"Uncle Dock" Wilborn and his wife "Aunt Becky" are among the oldest citizens of Phillips County and have been married for sixty-seven years. Dan Wilborn performed their marriage ceremony. The only formality required in uniting them as man and wife was that each jump over a broom that had been placed on the floor between them. This old couple are the parents of four children, the eldest of whom is now sixty-three. They live alone in a small white-washed cabin only a mile or so from Marvell being supported only by a small pension they receive each month from the Social Security Board. They have a garden and a few chickens and a hog or two and are happy and content as they dip their snuff and recall those days long past during which they both contend that life was at its best, "Aunt Becky" is religious and a staunch believer, a long-time member of Mount Moriah Baptist Church while "Uncle Dock" who has never been affiliated with any religious organization is yet as he terms himself "a sinner man" and laughingly remarks that he is going to ride into Heaven on "Aunt Becky's" ticket to which comment she promptly replies that her ticket is good for only one passage and that if he hopes to get there he must arrange for one of his own.
Interviewer: Miss Irene Robertson
Person interviewed: Bell Wilks, Holly Grove, Arkansas
Age: 80
"I was raised in Pulaski, Tennessee, Giles County. The post office was at one end of the town, bout half mile was the church down at the other end. Yes'm, that way Pulaski looked when I lived there. My father's master was Peter or Jerry Garn—I don't know which. They brothers? Yes'm.
"My mother's master was John Wilks and Miss Betty. Mama's name was Callie Wilks and papa's name was Freeman. Mama had seven children. She was a field hand. She said all on their place could do nearly anything. They took turns cooking. Seems like it was a week about they took milkin', doin' house work, field work, and she said sometimes they sewed.

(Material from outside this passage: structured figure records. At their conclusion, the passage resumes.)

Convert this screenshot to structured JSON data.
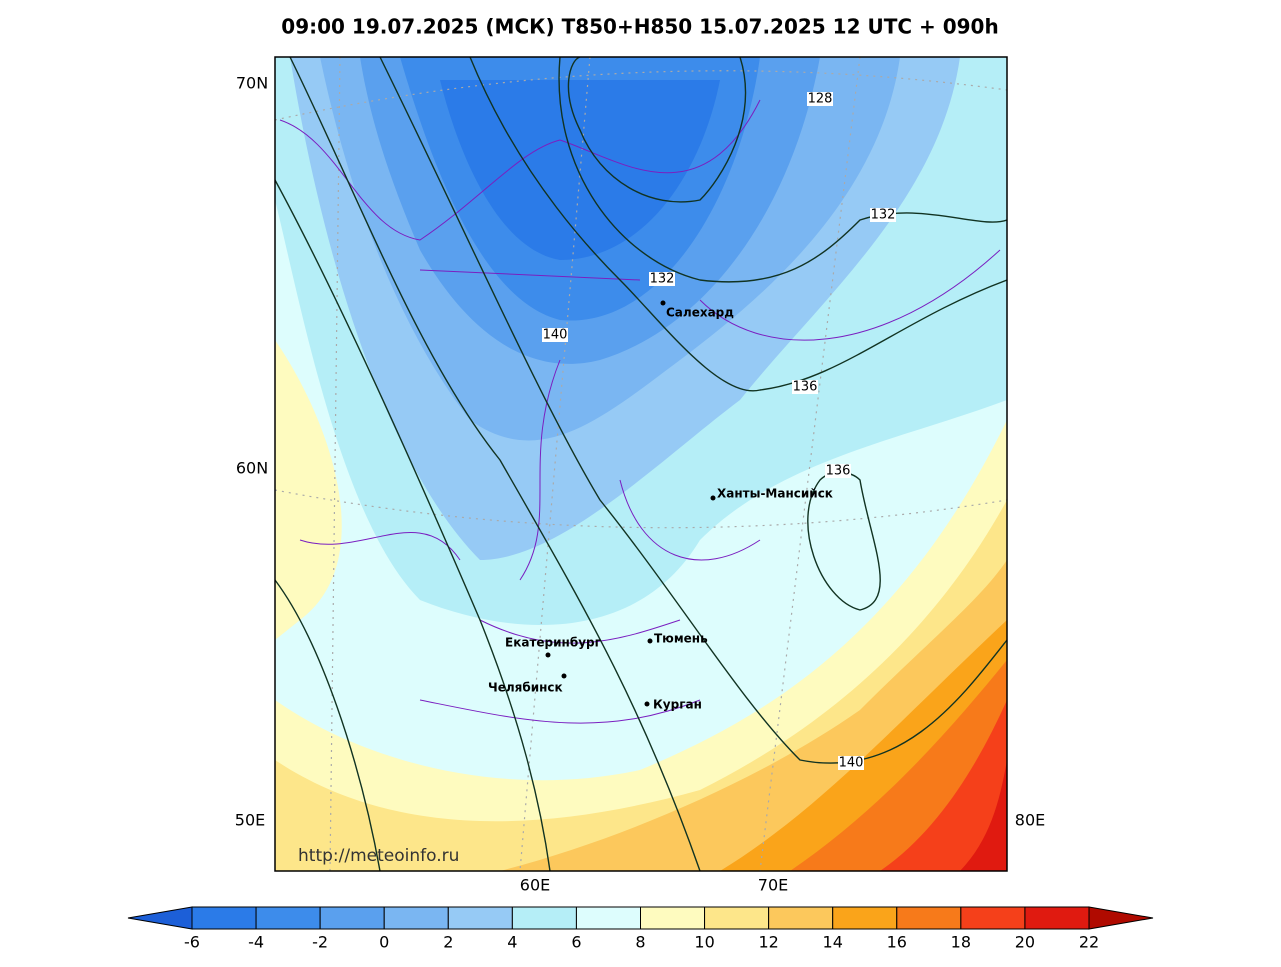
{
  "title": "09:00 19.07.2025 (МСК) T850+H850 15.07.2025 12 UTC + 090h",
  "axis_labels": {
    "lat_70": "70N",
    "lat_60": "60N",
    "lon_50": "50E",
    "lon_80": "80E",
    "lon_60": "60E",
    "lon_70": "70E"
  },
  "cities": [
    "Салехард",
    "Ханты-Мансийск",
    "Екатеринбург",
    "Тюмень",
    "Челябинск",
    "Курган"
  ],
  "contour_labels": [
    "128",
    "132",
    "132",
    "140",
    "136",
    "136",
    "140"
  ],
  "watermark": "http://meteoinfo.ru",
  "colorbar": {
    "ticks": [
      -6,
      -4,
      -2,
      0,
      2,
      4,
      6,
      8,
      10,
      12,
      14,
      16,
      18,
      20,
      22
    ],
    "colors": [
      "#1c5fd8",
      "#2b7be8",
      "#3d8ceb",
      "#5aa0ee",
      "#7ab6f2",
      "#96caf5",
      "#b5eef7",
      "#ddfdfd",
      "#fefbbf",
      "#fde68a",
      "#fcc85c",
      "#faa41a",
      "#f77a1a",
      "#f5401a",
      "#e01a10",
      "#b00a00"
    ]
  }
}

"Father told my mother one day he was going to the Yankees. She didn't want him to go much. He went. They mustered out drilling one day. He had to squat right smart. He saw some cattle in the distance looked like army way off. He fell dead. They said it was heart disease. They brought him home and some of dem stood close to him drillin' told her that was way it happened.
"The man what owned my mother was sorter of a Yankee hisself. We all stayed till he wound up the crop. He sold his place and went to Collyoka on the L. and N. Railway. He give us two and one-half bushels corn, three bushels wheat, and some meat at the very first of freedom. When it played out we went and he give us more long as he stayed there.
"When mama left she went to a new sorter mill town and cooked there till 1869. She carried me to a young woman to nurse for her what she nursed at Mostor Wilks befo freedom. I stayed wid her till 1876. I sure does remember dem dates. (laughed)
"Yes'm, I was nursin' for Dr. Rothrock when that Ku Klux scare was all bout. They coma to our house huntin' a boy. They didn't find him. I cover up my head when they come bout our house. Some folks they scared nearly to death. I bein' in a strange place don't know much bout what all I heard they done.